Disciplinary segregation itself does not necessarily implicate the due process clause, if "such segregation does not impose an 'atypical and significant hardship on the inmate in relation to the ordinary incidents of prison life." Sandin v. Conner, 515 U.S. 472 (1995); Wagner v. Hanks, 128 F.3d 1173, 1176 (7th Cir. 1997). Deprivations that do not amount to "atypical and significant" hardships in prison life do not implicate the due process clause. Sandin v. Conner, 515 U.S. 472 (1995). Grade demotion, transfers, loss of contact visits and segregation are not considered "atypical and significant hardships" in prison life. See Overton v. Bazzetta, 123 S.Ct. 2162, 2170 (2003)(2-year restrictions on visits constitutional); Sandin v. Conner, 515 U.S. 472 (1995)(disciplinary segregation does not violate due process clause). Nor is the denial of the plaintiff's "items" atypical. As the plaintiff has failed to state a claim upon which relief may be granted, his entire complaint is dismissed pursuant to 28 U.S.C. §1915A(b) and Fed. R. Civ. Pro. Rule 12(b)(6).

It is therefore ordered:

1. As the plaintiff has failed to state a claim upon which relief may be granted, his entire complaint is dismissed pursuant to 28 U.S.C. §1915A(b) and Fed. R. Civ. Pro. Rule 12(b)(6).
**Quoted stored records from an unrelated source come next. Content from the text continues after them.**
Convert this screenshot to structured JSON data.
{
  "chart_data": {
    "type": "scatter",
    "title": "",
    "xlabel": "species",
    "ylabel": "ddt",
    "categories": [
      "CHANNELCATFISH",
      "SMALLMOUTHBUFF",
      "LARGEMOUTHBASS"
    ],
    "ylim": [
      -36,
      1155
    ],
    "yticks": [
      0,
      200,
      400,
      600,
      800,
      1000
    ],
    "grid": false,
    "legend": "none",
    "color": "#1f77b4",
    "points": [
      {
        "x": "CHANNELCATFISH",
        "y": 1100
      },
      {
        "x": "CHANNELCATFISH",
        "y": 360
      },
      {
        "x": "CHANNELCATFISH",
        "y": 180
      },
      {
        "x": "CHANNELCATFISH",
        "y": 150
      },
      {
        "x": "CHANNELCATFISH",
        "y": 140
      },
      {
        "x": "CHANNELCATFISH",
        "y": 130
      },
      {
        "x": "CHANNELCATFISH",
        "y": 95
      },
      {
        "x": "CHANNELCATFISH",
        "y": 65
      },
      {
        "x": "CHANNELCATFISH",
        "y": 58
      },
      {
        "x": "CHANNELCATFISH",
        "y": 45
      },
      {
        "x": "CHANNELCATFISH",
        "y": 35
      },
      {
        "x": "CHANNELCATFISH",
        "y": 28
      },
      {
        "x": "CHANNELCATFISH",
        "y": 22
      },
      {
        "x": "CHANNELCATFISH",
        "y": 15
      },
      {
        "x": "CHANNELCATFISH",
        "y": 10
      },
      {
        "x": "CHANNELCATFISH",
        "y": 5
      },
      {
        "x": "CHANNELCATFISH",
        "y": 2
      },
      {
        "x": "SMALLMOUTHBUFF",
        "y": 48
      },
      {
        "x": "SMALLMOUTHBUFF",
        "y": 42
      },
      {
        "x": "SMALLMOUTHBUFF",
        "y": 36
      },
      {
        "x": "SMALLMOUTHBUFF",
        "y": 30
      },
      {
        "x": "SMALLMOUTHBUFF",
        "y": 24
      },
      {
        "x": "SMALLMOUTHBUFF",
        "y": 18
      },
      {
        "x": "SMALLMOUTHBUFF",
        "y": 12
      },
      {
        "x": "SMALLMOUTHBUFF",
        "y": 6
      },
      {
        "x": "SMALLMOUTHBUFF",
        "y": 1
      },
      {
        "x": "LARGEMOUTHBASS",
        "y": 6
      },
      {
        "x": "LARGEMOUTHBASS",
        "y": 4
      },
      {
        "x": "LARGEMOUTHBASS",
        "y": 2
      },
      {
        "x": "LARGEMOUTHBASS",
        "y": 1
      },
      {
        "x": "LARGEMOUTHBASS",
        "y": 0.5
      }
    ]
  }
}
2. The clerk of the court is directed to terminate the plaintiff's entire complaint forthwith. Further, any remaining matters are rendered moot.

3. Because the plaintiff's complaint is dismissed for failure to state a claim upon which relief may be granted, this dismissal counts as a strike against the Plaintiff under the "three strikes" provision of 28 U.S.C. 1915(g). The clerk of the court is directed to record the plaintiff's strike in the three strikes log. 4. If the plaintiff wishes to appeal this dismissal, he may file a notice of appeal with this court within 30 days of the entry of judgment. Fed. R. App. P. 4(a). A motion for leave to appeal in forma pauperis should set forth the issues the plaintiff plans to present on appeal. See Fed. R. App. P. 24(a)(1)(C). If the plaintiff does choose to appeal, he will be liable for the appellate filing fee irrespective of the outcome of the appeal. Furthermore, if the appeal is found to be non-meritorious, the plaintiff may also accumulate another strike under 28 U.S.C. 1915(g). The plaintiff is advised that the appellate filing fee is currently $455.00.

Enter this 5th day of September 2006.